Environmentalists have dropped a lawsuit aimed at halting a federal beach-fortification project in Montauk.
Attorneys for Defend H20, a group based in Sag Harbor, on Thursday filed paperwork to end the federal case.
Defend H20 founder Kevin McAllister said Friday it didn’t make sense to continue fighting because the effort had failed to win an injunction stopping the $8.4 million project, which has been underway since November.
Early decisions by U.S. District Court Judge Arthur Spatt indicated he would ultimately rule against environmentalists, McAllister added.
“Our shot was trying to stop the work until the court considered the lawsuit on its merits, and that didn’t happen,” he said.
Defend H20 and several supporters filed the lawsuit in March in a bid to stop the U.S. Army Corps of Engineers from burying thousands of “geotextile” sandbags to form an artificial dune along 3,100 feet of chronically eroded ocean beach that superstorm Sandy had scoured in 2012.
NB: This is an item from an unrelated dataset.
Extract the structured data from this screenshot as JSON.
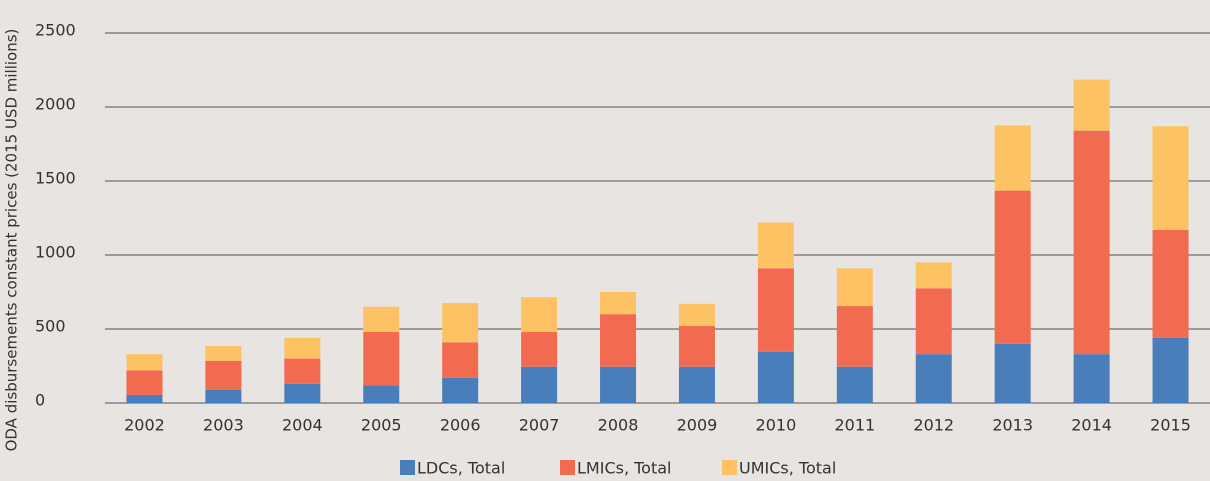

Army Corps officials said the project was designed to protect Montauk’s business district from storm surges while they crafted a more permanent plan to gird 83 miles of coastline from Fire Island to Montauk Point.
Defend H20 argued the wall of 1.7-ton sandbags could actually worsen erosion by reflecting the force of waves, and said officials at multiple levels of government ignored environmental concerns about the project.
More than a dozen protesters were arrested trying to stop the project with demonstrations on the beach in the fall.
McAllister said his group would continue scrutinizing efforts to artificially fortify the coastline and called the concerns in Montauk “a launching point for the larger conversation about coastal management.”
East Hampton Town officials, who backed the project, were named as defendants in the lawsuit along with the state, county and Army Corps.
Alex Walter, executive assistant to Town Supervisor Larry Cantwell, said Friday that town officials “appreciate the environmental groups’ passion.” He said they hope environmentalists push the federal government to replace the geotextile bags in a few years with a permanent design made entirely of sand.
An Army Corps contractor has placed about 8,000 bags of an estimated 11,000 planned for the beach, he said. The project, including the installation of fences, grass and walkways, could be completed by late March or April, he added.
Army Corps officials declined to comment on the case Friday.